Gorgon is the largest single resource project in Australia. It will deliver a reliable supply of natural gas internationally and to domestic gas customers in Western Australia and has already generated significant economic benefits including committing more than $20 billion on local goods and services.
Gorgon Project joint venture participants are ExxonMobil (25%), Shell (25%) and Chevron (47.3% and Operator) as well as gas buyers Osaka Gas (1.25%), Tokyo Gas (1.0%) and Chubu Electric Power (0.417%).
Gorgon and the environment
The Gorgon Project is located on Barrow Island, a Class A Nature Reserve. The island supports 24 terrestrial species and subspecies not known to occur elsewhere and another five terrestrial species with restricted distribution. Barrow is also the location of Australia’s largest operating onshore oilfield and is acknowledged world-wide as an example of how industry and nature can co-exist successfully together.

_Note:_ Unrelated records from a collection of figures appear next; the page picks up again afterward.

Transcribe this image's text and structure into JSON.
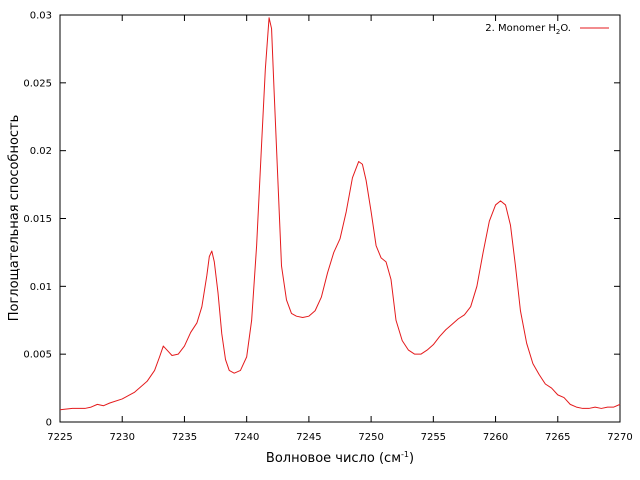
{
  "chart_data": {
    "type": "line",
    "xlabel": "Волновое число (см",
    "xlabel_sup": "-1",
    "xlabel_end": ")",
    "ylabel": "Поглощательная способность",
    "xlim": [
      7225,
      7270
    ],
    "ylim": [
      0,
      0.03
    ],
    "xticks": [
      "7225",
      "7230",
      "7235",
      "7240",
      "7245",
      "7250",
      "7255",
      "7260",
      "7265",
      "7270"
    ],
    "yticks": [
      "0",
      "0.005",
      "0.01",
      "0.015",
      "0.02",
      "0.025",
      "0.03"
    ],
    "grid": false,
    "legend_position": "top-right",
    "series": [
      {
        "name": "2. Monomer H",
        "name_sub": "2",
        "name_end": "O.",
        "color": "#e41a1c",
        "x": [
          7225,
          7226,
          7227,
          7227.5,
          7228,
          7228.5,
          7229,
          7230,
          7231,
          7232,
          7232.6,
          7233,
          7233.3,
          7233.7,
          7234,
          7234.5,
          7235,
          7235.5,
          7236,
          7236.4,
          7236.8,
          7237,
          7237.2,
          7237.4,
          7237.7,
          7238,
          7238.3,
          7238.6,
          7239,
          7239.5,
          7240,
          7240.4,
          7240.8,
          7241.2,
          7241.5,
          7241.8,
          7242,
          7242.2,
          7242.5,
          7242.8,
          7243.2,
          7243.6,
          7244,
          7244.5,
          7245,
          7245.5,
          7246,
          7246.5,
          7247,
          7247.5,
          7248,
          7248.5,
          7249,
          7249.3,
          7249.6,
          7250,
          7250.4,
          7250.8,
          7251.2,
          7251.6,
          7252,
          7252.5,
          7253,
          7253.5,
          7254,
          7254.5,
          7255,
          7255.5,
          7256,
          7256.5,
          7257,
          7257.5,
          7258,
          7258.5,
          7259,
          7259.5,
          7260,
          7260.4,
          7260.8,
          7261.2,
          7261.6,
          7262,
          7262.5,
          7263,
          7263.5,
          7264,
          7264.5,
          7265,
          7265.5,
          7266,
          7266.5,
          7267,
          7267.5,
          7268,
          7268.5,
          7269,
          7269.5,
          7270
        ],
        "y": [
          0.0009,
          0.001,
          0.001,
          0.0011,
          0.0013,
          0.0012,
          0.0014,
          0.0017,
          0.0022,
          0.003,
          0.0038,
          0.0048,
          0.0056,
          0.0052,
          0.0049,
          0.005,
          0.0056,
          0.0066,
          0.0073,
          0.0085,
          0.0108,
          0.0122,
          0.0126,
          0.0118,
          0.0095,
          0.0065,
          0.0046,
          0.0038,
          0.0036,
          0.0038,
          0.0048,
          0.0075,
          0.013,
          0.0205,
          0.026,
          0.0298,
          0.029,
          0.0245,
          0.018,
          0.0115,
          0.009,
          0.008,
          0.0078,
          0.0077,
          0.0078,
          0.0082,
          0.0092,
          0.011,
          0.0125,
          0.0135,
          0.0155,
          0.018,
          0.0192,
          0.019,
          0.0178,
          0.0155,
          0.013,
          0.0121,
          0.0118,
          0.0105,
          0.0075,
          0.006,
          0.0053,
          0.005,
          0.005,
          0.0053,
          0.0057,
          0.0063,
          0.0068,
          0.0072,
          0.0076,
          0.0079,
          0.0085,
          0.01,
          0.0125,
          0.0148,
          0.016,
          0.0163,
          0.016,
          0.0145,
          0.0115,
          0.0082,
          0.0058,
          0.0043,
          0.0035,
          0.0028,
          0.0025,
          0.002,
          0.0018,
          0.0013,
          0.0011,
          0.001,
          0.001,
          0.0011,
          0.001,
          0.0011,
          0.0011,
          0.0013
        ]
      }
    ]
  }
}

Environmental management of the island includes stringent measures to prevent or mitigate against the potential for environmental harm. Independently reviewed environmental management plans have been approved by Australian state and federal governments. These plans are implemented with the assistance and oversight of the Department of Parks and Wildlife, a Western Australian state government organisation with a permanent presence on the island.
As one of a number of conservation programs the Gorgon Project has committed to, ExxonMobil has helped fund an initiative to relocate mammals and birds such as bandicoots and spinifex birds from Barrow Island as part of a state government program to restore animal populations on the mainland and other islands.
Crucial to the protection of Barrow Island is the Project’s Quarantine Management System (QMS). Considered ‘likely to be world’s best practice’ by the Western Australian Environmental Protection Authority, the QMS provides an unprecedented level of quarantine management across all operations. Developed in consultation with some of the world’s best quarantine and biosecurity experts, the QMS sets new benchmarks in environmental protection and is a significant investment in safeguarding the island’s conservation values.
Gorgon and greenhouse gas management
The Gorgon Project will position Australia as a world leader in the application of greenhouse gas injection technology. Naturally occurring reservoir carbon dioxide will be extracted prior to gas processing and liquefaction and injected into a deep reservoir unit more than two kilometres beneath Barrow Island. This will reduce greenhouse gas emissions from the project by around 40 percent.